Bertie Ahern: £10m from Northern Bank robbery could have been used for IRA pension fund

The biggest heist in British history happened just four days before Christmas in December 2004. Picture by Hugh Russell
The biggest heist in British history happened just four days before Christmas in December 2004. Picture by Hugh Russell The biggest heist in British history happened just four days before Christmas in December 2004. Picture by Hugh Russell

AROUND £10 million of the money stolen during the Northern Bank robbery may have been used for a Provisional IRA pension fund, it has been claimed.

Former Taoiseach Bertie Ahern suggested that the cash, part of £26.5m taken in the biggest bank heist in British history, was "for the guys who were pulling away from IRA activities".

The claim is made in a BBC documentary, to be broadcast tonight, which recalls the raid in Belfast city centre in December 2004.

In a sophisticated operation, a gang took two families hostage for 24 hours, forcing two bank employees to rob £26.5m from the cash centre.

Suspicion immediately fell on the Provisional IRA and a political storm ensued which threatened to derail a fragile peace process.

Sixteen years on, despite an international police investigation, it remains unsolved.

Journalists Darragh McIntyre and Sam McBride took a fresh look at the notorious case and used 999 calls along with internal bank CCTV and court documents to attempt to piece together what could have happened.

They also interviewed key players in politics, policing and financial crime and asked whether the robbery may, inadvertently, have helped the peace process.
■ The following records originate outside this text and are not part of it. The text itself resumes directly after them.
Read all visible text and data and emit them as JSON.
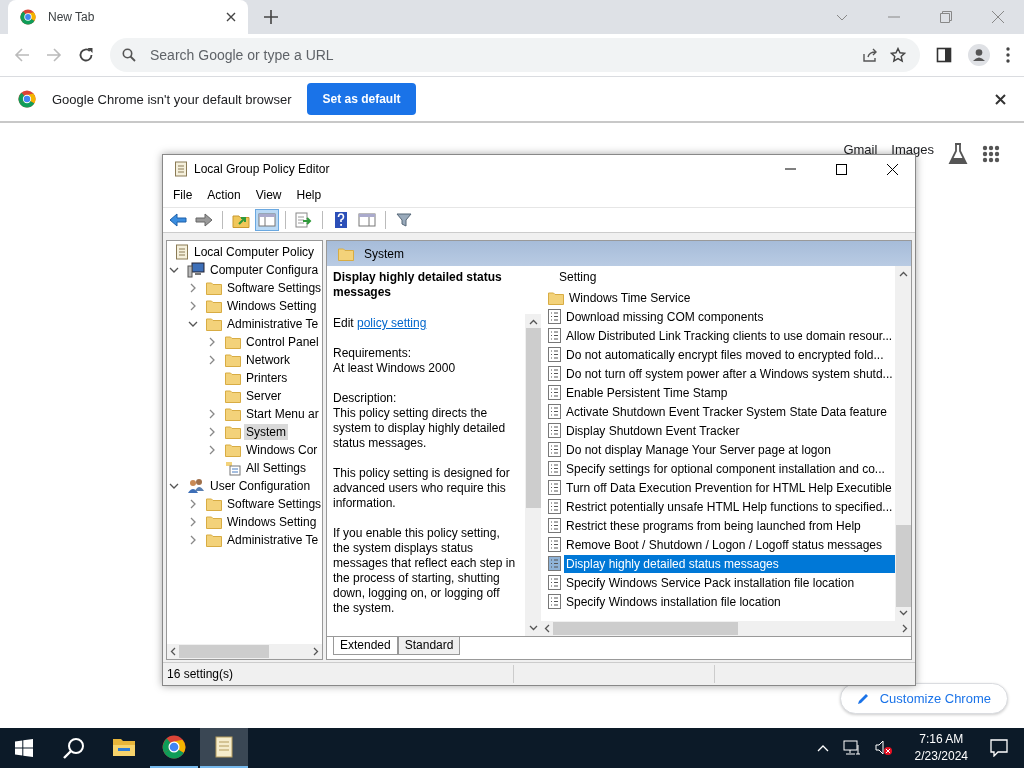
{
  "browser": {
    "tab": {
      "title": "New Tab"
    },
    "address": {
      "placeholder": "Search Google or type a URL"
    },
    "infobar": {
      "message": "Google Chrome isn't your default browser",
      "button": "Set as default"
    },
    "page_links": [
      "Gmail",
      "Images"
    ],
    "customize": "Customize Chrome"
  },
  "window": {
    "title": "Local Group Policy Editor",
    "menu": [
      "File",
      "Action",
      "View",
      "Help"
    ],
    "toolbar": [
      [
        {
          "kind": "back",
          "pressed": false
        },
        {
          "kind": "forward",
          "pressed": false
        }
      ],
      [
        {
          "kind": "up",
          "pressed": false
        },
        {
          "kind": "tree",
          "pressed": true
        }
      ],
      [
        {
          "kind": "export",
          "pressed": false
        }
      ],
      [
        {
          "kind": "help",
          "pressed": false
        },
        {
          "kind": "view",
          "pressed": false
        }
      ],
      [
        {
          "kind": "filter",
          "pressed": false
        }
      ]
    ],
    "tree": [
      {
        "label": "Local Computer Policy",
        "kind": "policy",
        "selected": false,
        "children": [
          {
            "label": "Computer Configura",
            "kind": "computer",
            "expandable": true,
            "expanded": true,
            "selected": false,
            "children": [
              {
                "label": "Software Settings",
                "kind": "folder",
                "expandable": true,
                "expanded": false,
                "selected": false
              },
              {
                "label": "Windows Setting",
                "kind": "folder",
                "expandable": true,
                "expanded": false,
                "selected": false
              },
              {
                "label": "Administrative Te",
                "kind": "folder",
                "expandable": true,
                "expanded": true,
                "selected": false,
                "children": [
                  {
                    "label": "Control Panel",
                    "kind": "folder",
                    "expandable": true,
                    "expanded": false,
                    "selected": false
                  },
                  {
                    "label": "Network",
                    "kind": "folder",
                    "expandable": true,
                    "expanded": false,
                    "selected": false
                  },
                  {
                    "label": "Printers",
                    "kind": "folder",
                    "expandable": false,
                    "expanded": false,
                    "selected": false
                  },
                  {
                    "label": "Server",
                    "kind": "folder",
                    "expandable": false,
                    "expanded": false,
                    "selected": false
                  },
                  {
                    "label": "Start Menu ar",
                    "kind": "folder",
                    "expandable": true,
                    "expanded": false,
                    "selected": false
                  },
                  {
                    "label": "System",
                    "kind": "folder",
                    "expandable": true,
                    "expanded": false,
                    "selected": true
                  },
                  {
                    "label": "Windows Cor",
                    "kind": "folder",
                    "expandable": true,
                    "expanded": false,
                    "selected": false
                  },
                  {
                    "label": "All Settings",
                    "kind": "settings",
                    "expandable": false,
                    "expanded": false,
                    "selected": false
                  }
                ]
              }
            ]
          },
          {
            "label": "User Configuration",
            "kind": "user",
            "expandable": true,
            "expanded": true,
            "selected": false,
            "children": [
              {
                "label": "Software Settings",
                "kind": "folder",
                "expandable": true,
                "expanded": false,
                "selected": false
              },
              {
                "label": "Windows Setting",
                "kind": "folder",
                "expandable": true,
                "expanded": false,
                "selected": false
              },
              {
                "label": "Administrative Te",
                "kind": "folder",
                "expandable": true,
                "expanded": false,
                "selected": false
              }
            ]
          }
        ]
      }
    ],
    "header": "System",
    "description": {
      "title": "Display highly detailed status messages",
      "edit_prefix": "Edit",
      "edit_link": "policy setting",
      "paragraphs": [
        "Requirements:\nAt least Windows 2000",
        "Description:\nThis policy setting directs the system to display highly detailed status messages.",
        "This policy setting is designed for advanced users who require this information.",
        "If you enable this policy setting, the system displays status messages that reflect each step in the process of starting, shutting down, logging on, or logging off the system."
      ]
    },
    "list": {
      "column": "Setting",
      "items": [
        {
          "label": "Windows Time Service",
          "kind": "folder",
          "selected": false
        },
        {
          "label": "Download missing COM components",
          "kind": "policy",
          "selected": false
        },
        {
          "label": "Allow Distributed Link Tracking clients to use domain resour...",
          "kind": "policy",
          "selected": false
        },
        {
          "label": "Do not automatically encrypt files moved to encrypted fold...",
          "kind": "policy",
          "selected": false
        },
        {
          "label": "Do not turn off system power after a Windows system shutd...",
          "kind": "policy",
          "selected": false
        },
        {
          "label": "Enable Persistent Time Stamp",
          "kind": "policy",
          "selected": false
        },
        {
          "label": "Activate Shutdown Event Tracker System State Data feature",
          "kind": "policy",
          "selected": false
        },
        {
          "label": "Display Shutdown Event Tracker",
          "kind": "policy",
          "selected": false
        },
        {
          "label": "Do not display Manage Your Server page at logon",
          "kind": "policy",
          "selected": false
        },
        {
          "label": "Specify settings for optional component installation and co...",
          "kind": "policy",
          "selected": false
        },
        {
          "label": "Turn off Data Execution Prevention for HTML Help Executible",
          "kind": "policy",
          "selected": false
        },
        {
          "label": "Restrict potentially unsafe HTML Help functions to specified...",
          "kind": "policy",
          "selected": false
        },
        {
          "label": "Restrict these programs from being launched from Help",
          "kind": "policy",
          "selected": false
        },
        {
          "label": "Remove Boot / Shutdown / Logon / Logoff status messages",
          "kind": "policy",
          "selected": false
        },
        {
          "label": "Display highly detailed status messages",
          "kind": "policy",
          "selected": true
        },
        {
          "label": "Specify Windows Service Pack installation file location",
          "kind": "policy",
          "selected": false
        },
        {
          "label": "Specify Windows installation file location",
          "kind": "policy",
          "selected": false
        }
      ]
    },
    "tabs": [
      {
        "label": "Extended",
        "selected": true
      },
      {
        "label": "Standard",
        "selected": false
      }
    ],
    "status": "16 setting(s)"
  },
  "taskbar": {
    "apps": [
      {
        "kind": "explorer",
        "running": false,
        "active": false
      },
      {
        "kind": "chrome",
        "running": true,
        "active": false
      },
      {
        "kind": "notepad",
        "running": true,
        "active": true
      }
    ],
    "time": "7:16 AM",
    "date": "2/23/2024"
  }
}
The documentary looks at how £10m of the money was never accounted for after £16.5m was rendered worthless when the bank pulled the freshly-printed notes from circulation.

Mr Ahern said it may have been used to as a "pension fund" for the IRA during the peace process.

"The view of those people that might have known, that I asked, told me it was as simple or as complicated as this: that it was the pension fund... for the guys who were pulling away from IRA activities," he said.

Former PSNI chief constable Sir Hugh Orde told the programme "I don't disagree" with the claim made by Mr Ahern.

"Whilst it's entirely unjustifiable - of course it is - if you are trying to keep people on board and keep them behaving in a way within the context of a peace process, that would be an understandable thing for them to try and do, to almost pay them off, I suppose," he said.

Alan McQuillan, former head of the Assets Recovery Agency, is also interviewed and said by the time the notes were taken out of circulation, they "could well have been laundered".

"The IRA already had a substantial network stretching to various countries around the world where they could send money, get it converted into property or other transactions and then it would gradually be filtered back into the UK or Ireland in a form that appeared to be legitimate," he said.

Among other figures interviewed are former Irish justice minister Michael McDowell; Dr Mitchell Reiss, US Special Envoy to Northern Ireland under the Bush administration; Tom Kelly, who was Prime Minister Tony Blair's official spokesperson; and former First Minister Peter Robinson.

There is also an interview with Ted Cunningham, the Cork-based financier who was the first person convicted in relation to the robbery.